Several years ago, before entering the public school district, Kearney started H1GHER LEARNING, a nonprofit that gives kids a pair of nice sneakers. Initially, the non-profit only gifted students with cool shoes they would otherwise never get, but in the spring of 2015, H1GHER LEARNING took a more academic turn. Kearney says, “What I learned from giving away over 100 pairs of shoes is that it doesn’t really mean anything after the initial gift. For some of the kids it wasn’t even enough incentive to help them change anything, and I didn’t want to keep it up if giving shoes away wasn’t going to make a difference.”
So, now H1GHER LEARNING is a 12-week program offered to kids in Title I schools that teaches life skills using elements found in hip hop.
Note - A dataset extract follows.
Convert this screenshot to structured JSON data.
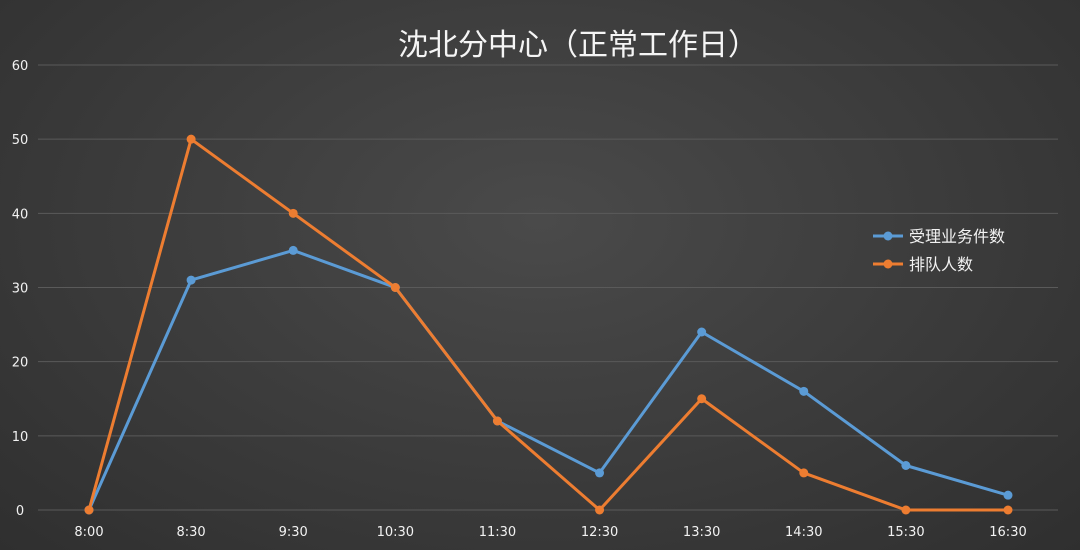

At completion of the program, H1GHER LEARNING still rewards its successful participants with sneakers, and, recently, Kearney has furthered his message by penning a children’s book, Rosie and the Golden Sneakers, which also "uses sneakers to teach the value of being an individual and the value of hard work.”
Kearney says this story is a direct result of his experience in both teaching and with H1GHER LEARNING. In its pages, Rosie has her eye on a pair of golden sneakers that her parents cannot afford, so with a job as Charlestonian in nature as it gets—folding palmetto roses—Rosie raises funds and is rewarded.
On the whole, with experience navigating the pubic school system in a racially-charged city, Rosie is one of the success stories in Kearney’s life.